Ci sono persone che scrivono tesi di laurea, libri, fanno conferenze su questo argomento, che è molto delicato e complesso, quindi proverò a dare una risposta sintetica. De Andrè diceva che l’artista dovrebbe essere una sorta di anticorpo che la società produce contro il potere. Concetto sempre valido, che nel Novecento ha avuto la sua fioritura maggiore, ma che ora è ancora più soffocato, represso, immobilizzato. Siamo tornati a una fase di chiusura, di impoverimento delle opportunità di espressione. Se prima del secondo dopoguerra era difficile arrivare a contenuti artistici perchè la gente comune era tagliata fuori per l’assenza di diffusione e coinvolgimento, adesso con internet il problema è opposto: c’è un sovraffollamento di informazioni, chiunque può pubblicare e condividere i propri contenuti artistici. C’è talmente tanta scelta, tante cose da sentire che sentiremo e fruiremo sempre della cosa più vicina e comoda. Soprattutto fruiremo di quella più sponsorizzata da chi detiene il potere e che quindi, alla fine dei conti, sceglie. Quindi penso che l’unica arte autentica che possa esistere al momento sia l’arte popolare. Che sia la canzone clandestina nel locale con la serranda semi abbassata, la performance teatrale in una stazione della metro o che sia il graffito sul muro col filo spinato appena tirato sù. Il resto è materia preconfezionata pensata per il consumo ad abbonamento mensile. Con un sacco di interruzioni pubblicitarie, se sei povero.
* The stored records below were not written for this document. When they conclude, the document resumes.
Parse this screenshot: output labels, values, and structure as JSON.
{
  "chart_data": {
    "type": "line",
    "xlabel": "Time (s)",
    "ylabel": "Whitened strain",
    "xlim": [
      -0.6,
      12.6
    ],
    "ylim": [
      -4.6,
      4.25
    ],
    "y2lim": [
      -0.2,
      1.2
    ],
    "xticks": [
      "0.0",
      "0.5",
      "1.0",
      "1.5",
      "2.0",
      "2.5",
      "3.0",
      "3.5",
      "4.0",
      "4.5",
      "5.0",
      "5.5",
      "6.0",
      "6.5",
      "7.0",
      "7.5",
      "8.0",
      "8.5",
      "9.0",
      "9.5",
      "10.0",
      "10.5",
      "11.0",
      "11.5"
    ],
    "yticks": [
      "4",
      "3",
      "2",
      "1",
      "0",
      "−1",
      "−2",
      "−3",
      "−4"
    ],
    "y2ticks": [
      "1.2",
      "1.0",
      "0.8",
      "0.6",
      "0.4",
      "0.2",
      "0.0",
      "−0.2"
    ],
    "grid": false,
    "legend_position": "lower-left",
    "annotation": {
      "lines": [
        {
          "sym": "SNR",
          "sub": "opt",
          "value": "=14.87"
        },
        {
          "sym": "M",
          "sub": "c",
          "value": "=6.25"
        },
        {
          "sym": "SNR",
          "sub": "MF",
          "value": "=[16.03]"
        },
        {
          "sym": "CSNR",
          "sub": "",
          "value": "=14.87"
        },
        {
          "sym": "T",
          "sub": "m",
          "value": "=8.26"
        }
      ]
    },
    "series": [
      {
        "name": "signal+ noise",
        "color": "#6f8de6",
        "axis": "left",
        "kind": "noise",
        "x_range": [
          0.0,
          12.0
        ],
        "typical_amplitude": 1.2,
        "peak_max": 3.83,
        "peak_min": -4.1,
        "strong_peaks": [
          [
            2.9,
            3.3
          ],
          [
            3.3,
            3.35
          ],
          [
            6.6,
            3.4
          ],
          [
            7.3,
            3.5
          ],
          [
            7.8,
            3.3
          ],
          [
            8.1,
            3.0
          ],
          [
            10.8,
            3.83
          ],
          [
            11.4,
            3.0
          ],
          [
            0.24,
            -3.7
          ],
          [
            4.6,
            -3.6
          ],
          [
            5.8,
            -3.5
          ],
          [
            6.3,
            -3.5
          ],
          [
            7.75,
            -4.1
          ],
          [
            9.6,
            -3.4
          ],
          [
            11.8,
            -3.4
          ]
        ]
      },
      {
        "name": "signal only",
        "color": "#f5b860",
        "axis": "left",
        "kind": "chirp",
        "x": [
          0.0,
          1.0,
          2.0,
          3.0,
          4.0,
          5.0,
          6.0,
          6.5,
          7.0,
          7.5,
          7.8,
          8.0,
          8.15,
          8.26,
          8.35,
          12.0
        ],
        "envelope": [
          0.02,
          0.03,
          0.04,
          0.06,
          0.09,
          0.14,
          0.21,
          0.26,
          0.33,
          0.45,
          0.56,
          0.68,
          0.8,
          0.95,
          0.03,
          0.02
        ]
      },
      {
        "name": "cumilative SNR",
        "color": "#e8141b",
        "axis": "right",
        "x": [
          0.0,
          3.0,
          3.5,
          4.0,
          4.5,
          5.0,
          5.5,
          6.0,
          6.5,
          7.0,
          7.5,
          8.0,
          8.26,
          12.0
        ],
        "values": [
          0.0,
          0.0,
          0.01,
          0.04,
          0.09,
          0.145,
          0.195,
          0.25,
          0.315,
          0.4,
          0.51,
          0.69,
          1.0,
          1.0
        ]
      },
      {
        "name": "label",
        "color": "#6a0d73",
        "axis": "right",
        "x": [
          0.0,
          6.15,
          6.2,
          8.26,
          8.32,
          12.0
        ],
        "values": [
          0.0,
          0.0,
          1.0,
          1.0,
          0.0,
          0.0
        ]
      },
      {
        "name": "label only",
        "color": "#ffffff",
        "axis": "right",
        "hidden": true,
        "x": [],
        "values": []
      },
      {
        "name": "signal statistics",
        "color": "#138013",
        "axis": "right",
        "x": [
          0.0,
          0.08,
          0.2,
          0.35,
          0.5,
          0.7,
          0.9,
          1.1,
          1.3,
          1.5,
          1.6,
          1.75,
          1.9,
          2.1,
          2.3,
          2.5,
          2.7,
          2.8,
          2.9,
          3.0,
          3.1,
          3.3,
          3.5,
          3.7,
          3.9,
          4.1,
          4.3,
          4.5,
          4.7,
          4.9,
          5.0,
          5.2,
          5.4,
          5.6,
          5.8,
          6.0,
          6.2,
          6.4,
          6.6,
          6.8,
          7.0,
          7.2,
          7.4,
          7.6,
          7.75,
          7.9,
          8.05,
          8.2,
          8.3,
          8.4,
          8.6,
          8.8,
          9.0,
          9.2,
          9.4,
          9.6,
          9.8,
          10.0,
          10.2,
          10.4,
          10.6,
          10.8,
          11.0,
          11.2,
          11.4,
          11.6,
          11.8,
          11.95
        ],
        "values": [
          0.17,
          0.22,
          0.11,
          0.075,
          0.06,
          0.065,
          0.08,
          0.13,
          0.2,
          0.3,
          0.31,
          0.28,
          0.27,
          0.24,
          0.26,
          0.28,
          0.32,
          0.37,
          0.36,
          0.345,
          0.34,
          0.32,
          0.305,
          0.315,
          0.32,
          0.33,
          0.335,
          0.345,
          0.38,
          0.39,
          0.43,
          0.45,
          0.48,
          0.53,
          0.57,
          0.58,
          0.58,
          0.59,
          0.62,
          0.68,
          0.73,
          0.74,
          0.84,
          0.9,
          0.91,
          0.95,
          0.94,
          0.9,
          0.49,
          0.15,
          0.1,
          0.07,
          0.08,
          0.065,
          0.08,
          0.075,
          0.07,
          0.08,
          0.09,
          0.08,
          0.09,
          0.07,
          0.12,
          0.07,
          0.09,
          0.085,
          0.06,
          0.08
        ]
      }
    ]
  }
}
Guardando al futuro, cosa speri che il tuo pubblico possa portarsi a casa dopo aver vissuto l’esperienza di mareAmare?
Che abbia vissuto qualcosa di diverso. Spero che l’esperienza abbia emozionato. Cioè quando una persona mi scrive per dirmi che dopo aver ascoltato, letto o guardato mareAmare si è emozionata, non posso chiedere di più. Perchè l’emozione a volte è come un innesco che può portare alla riflessione, alla condivisione e inaspettatamente può contribuire a un cambiamento, anche piccolo, di uno stato d’animo. Magari può aiutare in un momento difficile: ha un suo potere, può fare del bene.